At the beginning of last month, Catherine (of Hillview Embroidery) and I attended a workshop by Jenny Adin-Christie at Au ver a Soie in Paris. This weekend I finished the brooch we started during the workshop.
It is really fun little project and in the process of making the brooch, you learn lots of essential goldwork techniques such as couching, working with purl and chipping.
At the end of the workshop, I had stitched the rose using smooth purl and done most of the couching with the red opal 3 ply-twist and silver passing.
When I picked up the project again last Friday I first finished the couching and plunged the threads. During the workshop, Jenny showed us how to fray the threads once you have plunged them so you can flatten them out in the back when securing them so you don’t get a bulk of threads in one spot.

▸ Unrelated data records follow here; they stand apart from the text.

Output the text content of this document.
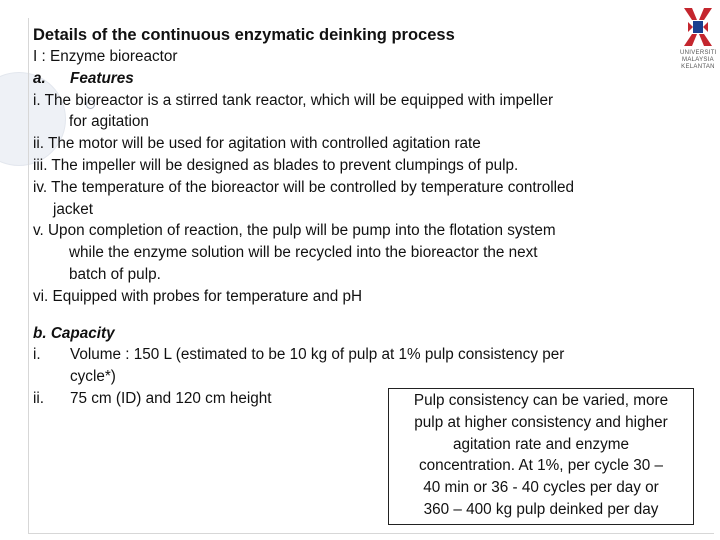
UNIVERSITI
MALAYSIA
KELANTAN
Details of the continuous enzymatic deinking process
I : Enzyme bioreactor
a.	Features
i. The bioreactor is a stirred tank reactor, which will be equipped with impeller
for agitation
ii. The motor will be used for agitation with controlled agitation rate
iii. The impeller will be designed as blades to prevent clumpings of pulp.
iv. The temperature of the bioreactor will be controlled by temperature controlled
jacket
v. Upon completion of reaction, the pulp will be pump into the flotation system
while the enzyme solution will be recycled into the bioreactor the next
batch of pulp.
vi. Equipped with probes for temperature and pH
b. Capacity
i.	Volume : 150 L (estimated to be 10 kg of pulp at 1% pulp consistency per
cycle*)
ii.	75 cm (ID) and 120 cm height	Pulp consistency can be varied, more
pulp at higher consistency and higher
agitation rate and enzyme
concentration. At 1%, per cycle 30 –
40 min or 36 - 40 cycles per day or
360 – 400 kg pulp deinked per day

Next, I attached a row of purl purl on either side of the couching. The final inside row was made up of smooth purl and beads. I tried my best at keeping the spacing equal but I found it quite difficult when stitching in the round to get the ends to meet up. In the end, I think I did quite well.
The next and final embroidery part of this brooch is working chipping in the remaining open spaces. Chipwork is not the most difficult stitch but with all of the smooth purl already in place, it felt like Russian roulette when stitching it. The problem is that you have to bring up your needle quite a few times doing chipwork and it is so easy to bring up your needle in the wrong place and pierce and ruin the purl.
Jenny told us how to bounce your needle from outside of the work in so you could determine where your needle is on the underside of your work, but that still didn’t prevent me coming up in the wrong place quite a few time. Fortunately, the damage was not too bad so I decided to leave the purl in. Taking it out and putting a new one in would probably have caused more problems.
I also found it difficult to keep the dome shape of the brooch intact as when you stitch your holding stitches into the felt it tends to create dips which destorts the lovely curved shape I worked so hard on to achieve during the workshop. Fortunately when you put the chipping in place it is very forgiving and I ended up turning my hoop over to fasten on and off at the back to prevent any further distortions.
Once the embroidery is finished you need to put a running stitch around the outside of your embroidery, cut just outside that line and gather the fabric at the back. Next, you stitch some really fun metallic mesh ribbon around the outside to create a scalloped edge.
After stitching the brooch clasp to the backing felt you glue it to the back of your embroidery and leave to dry for 24 hrs after which time you can start wearing your brooch.
I really enjoyed stitching this little project. The kit was wonderful. It has a large booklet with very detailed instructions and lots of tips and tricks to get the best result. There are plenty of detailed drawings so you know exactly how to position your needle when doing a particular stitch. I don’t think I have ever come across such detailed instructinos.
There are also plenty of supplies in the kit so you don’t have to worry when you ruin pieces of purl as there is plenty of spare. The only thread I was scared of running out of was the bright check purl for the chipwork but I had about an inch spare at the end.
I will definitely try and do another workshop with Jenny as I learned so much during her class and during the finishing of the project.